Educator and AFT Civics Design Team Member
Lisa Rand Harmon’s 17 years of teaching experience span work in urban, suburban and rural school districts. She currently teaches 10th grade U.S. history at Cleveland High School for the Digital Arts, part of the Cleveland Metropolitan School District. She is a member of the Cleveland Teachers Union (CTU).
From an early age, Rand was interested in pursuing a career in education. “As a young Black girl, all my teachers were strong Black women. I was impressed: I took after them and learned from them. I wanted to become a teacher to be a model for others,” she says.
She earned her bachelor’s degree in secondary social studies education at Kent State University and has been teaching since her early twenties. Her earliest jobs were in the Atlanta area, where she learned the importance of having robust professional development and support.
Rand was drawn to social studies because of the subject’s ability to make sense not only of history, but also of the current world. “I always had a million questions, and social studies was the only subject that answered the ‘why,’” she says. “By studying history, you can see cause and effect more clearly and learn how the past helped to create the present.”
Rand’s local union chair nominated her to the CTU president to participate in the American Federation of Teachers civics design team. She was eager to participate. From her experience teaching in different kinds of schools, she understands how important it is to develop research-based professional development that can work for any school district.
“I was so excited. If you teach any type of history, civics is intertwined in it. Our nation is civics; our democracy is civics. You can’t teach American history without teaching civics. That’s who we are,” Rand says.
Getting students engaged in civics is one way to combat the increasingly negative tone of political discourse in the country. For example, Rand says, it’s critical for students to understand the importance of voting in every election, including local elections. “It is so important for students to understand that they are the people who make up the democracy, and they must be active participants,” she says. “Only 13 percent of Clevelanders voted in the most recent mayoral election. It feels as though voter participation is dwindling. To reverse it, we have to dive back into the classroom. We have to tackle civics engagement in the classroom to change things in the future.”
Within the design team, she is studying how teachers can incorporate a fair and factual dialogue about controversial topics regarding civics actions, including infusing controversial issues and readings into the curriculum and being able to extract facts to create discussions from them.
Getting students to acknowledge a variety of perspectives is key. “We need to start by telling students that although you may feel strongly, so does someone else. Getting a student to extract and explain another perspective grows the student’s empathy and tolerance,” Rand says. “It can help students understand that their world is not the only world.”

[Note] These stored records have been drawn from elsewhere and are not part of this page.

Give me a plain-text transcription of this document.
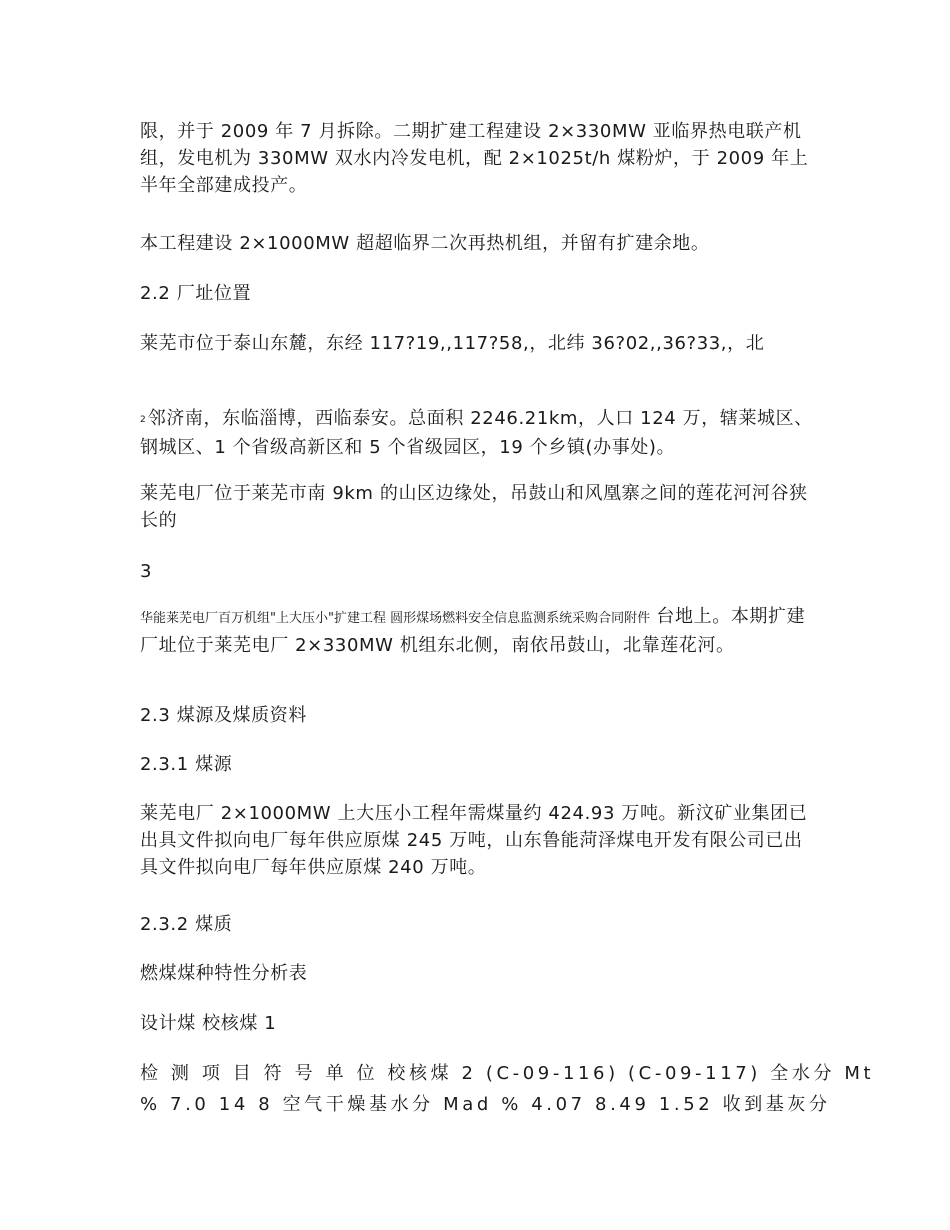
限，并于 2009 年 7 月拆除。二期扩建工程建设 2×330MW 亚临界热电联产机组，发电机为 330MW 双水内冷发电机，配 2×1025t/h 煤粉炉，于 2009 年上半年全部建成投产。

本工程建设 2×1000MW 超超临界二次再热机组，并留有扩建余地。

2.2 厂址位置

莱芜市位于泰山东麓，东经 117?19,,117?58,，北纬 36?02,,36?33,，北

$^2$ 邻济南，东临淄博，西临泰安。总面积 2246.21km，人口 124 万，辖莱城区、钢城区、1 个省级高新区和 5 个省级园区，19 个乡镇(办事处)。

莱芜电厂位于莱芜市南 9km 的山区边缘处，吊鼓山和风凰寨之间的莲花河河谷狭长的

3

华能莱芜电厂百万机组"上大压小"扩建工程 圆形煤场燃料安全信息监测系统采购合同附件 台地上。本期扩建厂址位于莱芜电厂 2×330MW 机组东北侧，南依吊鼓山，北靠莲花河。

2.3 煤源及煤质资料

2.3.1 煤源

莱芜电厂 2×1000MW 上大压小工程年需煤量约 424.93 万吨。新汶矿业集团已出具文件拟向电厂每年供应原煤 245 万吨，山东鲁能菏泽煤电开发有限公司已出具文件拟向电厂每年供应原煤 240 万吨。

2.3.2 煤质

燃煤煤种特性分析表

设计煤 校核煤 1

检 测 项 目 符 号 单 位 校核煤 2 (C-09-116) (C-09-117) 全水分 Mt

% 7.0 14 8 空气干燥基水分 Mad % 4.07 8.49 1.52 收到基灰分
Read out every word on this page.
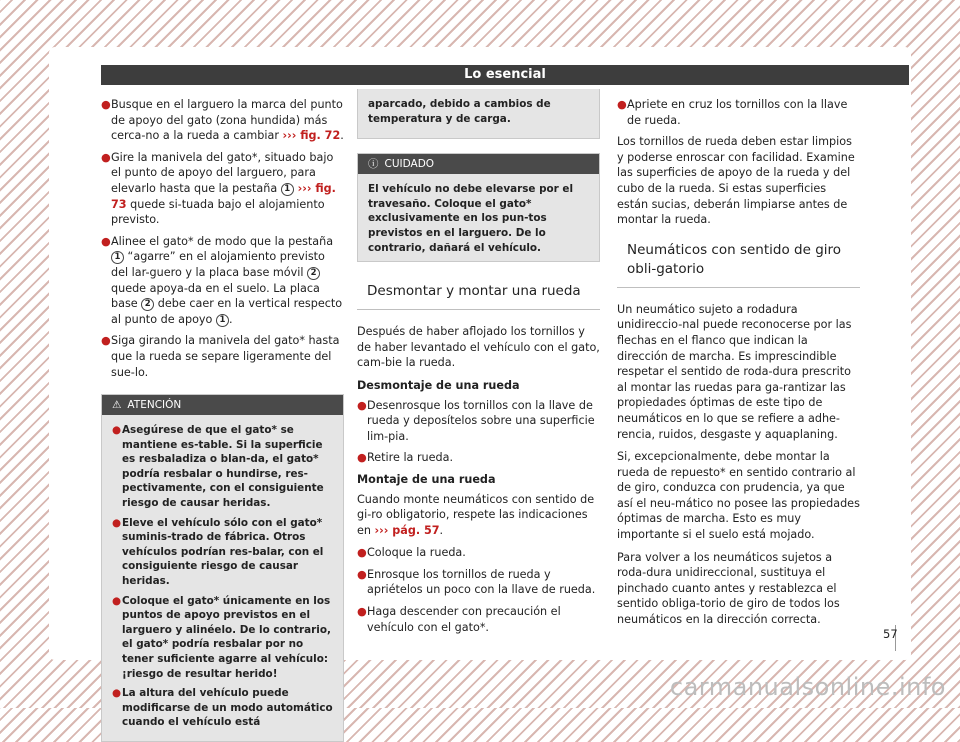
Lo esencial
● Busque en el larguero la marca del punto de apoyo del gato (zona hundida) más cerca-no a la rueda a cambiar ››› fig. 72.
● Gire la manivela del gato*, situado bajo el punto de apoyo del larguero, para elevarlo hasta que la pestaña 1 ››› fig. 73 quede si-tuada bajo el alojamiento previsto.
● Alinee el gato* de modo que la pestaña 1 “agarre” en el alojamiento previsto del lar-guero y la placa base móvil 2 quede apoya-da en el suelo. La placa base 2 debe caer en la vertical respecto al punto de apoyo 1 .
● Siga girando la manivela del gato* hasta que la rueda se separe ligeramente del sue-lo.
⚠ ATENCIÓN
● Asegúrese de que el gato* se mantiene es-table. Si la superficie es resbaladiza o blan-da, el gato* podría resbalar o hundirse, res-pectivamente, con el consiguiente riesgo de causar heridas.
● Eleve el vehículo sólo con el gato* suminis-trado de fábrica. Otros vehículos podrían res-balar, con el consiguiente riesgo de causar heridas.
● Coloque el gato* únicamente en los puntos de apoyo previstos en el larguero y alinéelo. De lo contrario, el gato* podría resbalar por no tener suficiente agarre al vehículo: ¡riesgo de resultar herido!
● La altura del vehículo puede modificarse de un modo automático cuando el vehículo está
aparcado, debido a cambios de temperatura y de carga.
ⓘ CUIDADO
El vehículo no debe elevarse por el travesaño. Coloque el gato* exclusivamente en los pun-tos previstos en el larguero. De lo contrario, dañará el vehículo.
Desmontar y montar una rueda

Después de haber aflojado los tornillos y de haber levantado el vehículo con el gato, cam-bie la rueda.

Desmontaje de una rueda
● Desenrosque los tornillos con la llave de rueda y deposítelos sobre una superficie lim-pia.
● Retire la rueda.
Montaje de una rueda

Cuando monte neumáticos con sentido de gi-ro obligatorio, respete las indicaciones en ››› pág. 57.

● Coloque la rueda.
● Enrosque los tornillos de rueda y apriételos un poco con la llave de rueda.
● Haga descender con precaución el vehículo con el gato*.
● Apriete en cruz los tornillos con la llave de rueda.

Los tornillos de rueda deben estar limpios y poderse enroscar con facilidad. Examine las superficies de apoyo de la rueda y del cubo de la rueda. Si estas superficies están sucias, deberán limpiarse antes de montar la rueda.

Neumáticos con sentido de giro obli-gatorio

Un neumático sujeto a rodadura unidireccio-nal puede reconocerse por las flechas en el flanco que indican la dirección de marcha. Es imprescindible respetar el sentido de roda-dura prescrito al montar las ruedas para ga-rantizar las propiedades óptimas de este tipo de neumáticos en lo que se refiere a adhe-rencia, ruidos, desgaste y aquaplaning.

Si, excepcionalmente, debe montar la rueda de repuesto* en sentido contrario al de giro, conduzca con prudencia, ya que así el neu-mático no posee las propiedades óptimas de marcha. Esto es muy importante si el suelo está mojado.

Para volver a los neumáticos sujetos a roda-dura unidireccional, sustituya el pinchado cuanto antes y restablezca el sentido obliga-torio de giro de todos los neumáticos en la dirección correcta.

57
carmanualsonline.info
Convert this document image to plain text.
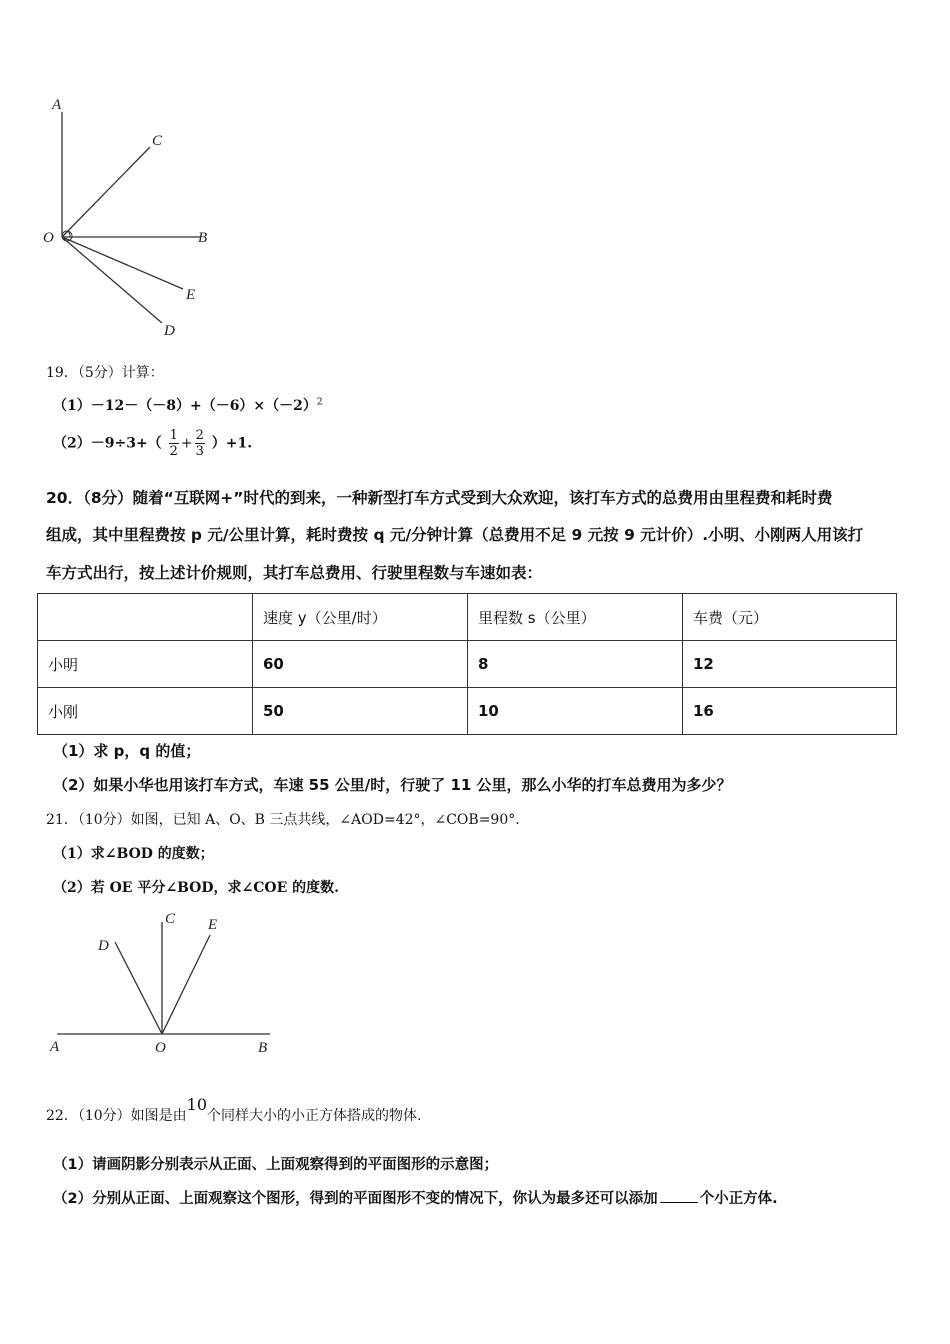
A
C
O	B
E
D
19．（5分）计算：
$(1)-12-(-8)+(-6)\times(-2)^2$
$(2)-9\div 3+( \frac{1}{2} + \frac{2}{3} )+1$.
20．（8分）随着“互联网+”时代的到来，一种新型打车方式受到大众欢迎，该打车方式的总费用由里程费和耗时费
组成，其中里程费按 p 元/公里计算，耗时费按 q 元/分钟计算（总费用不足 9 元按 9 元计价）.小明、小刚两人用该打
车方式出行，按上述计价规则，其打车总费用、行驶里程数与车速如表：
	速度 y（公里/时）	里程数 s（公里）	车费（元）
小明	60	8	12
小刚	50	10	16
（1）求 p，q 的值；
（2）如果小华也用该打车方式，车速 55 公里/时，行驶了 11 公里，那么小华的打车总费用为多少？
21．（10分）如图，已知 A、O、B 三点共线，∠AOD=42°，∠COB=90°.
（1）求∠BOD 的度数；
（2）若 OE 平分∠BOD，求∠COE 的度数.
D
C E
A	O	B
22．（10分）如图是由10个同样大小的小正方体搭成的物体.
（1）请画阴影分别表示从正面、上面观察得到的平面图形的示意图；
（2）分别从正面、上面观察这个图形，得到的平面图形不变的情况下，你认为最多还可以添加	个小正方体.
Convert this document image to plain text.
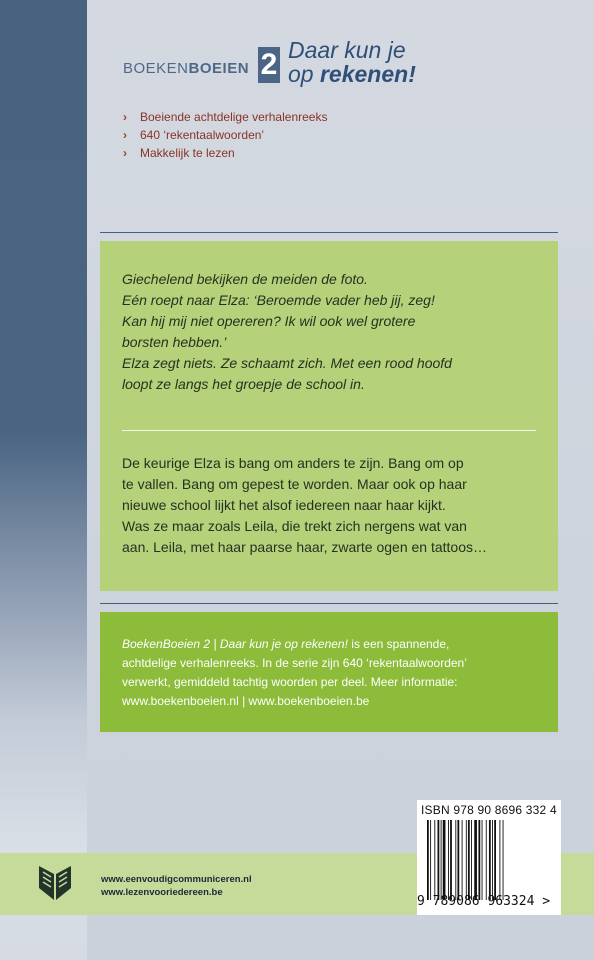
BOEKENBOEIEN 2 Daar kun je
op rekenen!
› Boeiende achtdelige verhalenreeks
› 640 ‘rekentaalwoorden’
› Makkelijk te lezen

Giechelend bekijken de meiden de foto.

Eén roept naar Elza: ‘Beroemde vader heb jij, zeg!

Kan hij mij niet opereren? Ik wil ook wel grotere

borsten hebben.’

Elza zegt niets. Ze schaamt zich. Met een rood hoofd

loopt ze langs het groepje de school in.

De keurige Elza is bang om anders te zijn. Bang om op

te vallen. Bang om gepest te worden. Maar ook op haar

nieuwe school lijkt het alsof iedereen naar haar kijkt.

Was ze maar zoals Leila, die trekt zich nergens wat van

aan. Leila, met haar paarse haar, zwarte ogen en tattoos…

BoekenBoeien 2 | Daar kun je op rekenen! is een spannende,

achtdelige verhalenreeks. In de serie zijn 640 ‘rekentaalwoorden’

verwerkt, gemiddeld tachtig woorden per deel. Meer informatie:

www.boekenboeien.nl | www.boekenboeien.be

www.eenvoudigcommuniceren.nl

www.lezenvooriedereen.be

ISBN 978 90 8696 332 4
9 789086 963324 >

Rand looks forward to sharing the results of the design team’s work with school districts across the nation and emphasizes the importance of teaching this critically important curriculum without judgment. The design team’s work will give teachers research-based resources and information about how to teach civics in an empathetic and open way.
“I am optimistic about this project and our approach to the work,” she says. “I am working with a good group of open-minded teachers who are engaging in evidence-based work and who are excited about training others to help them implement the professional development that we’re designing.”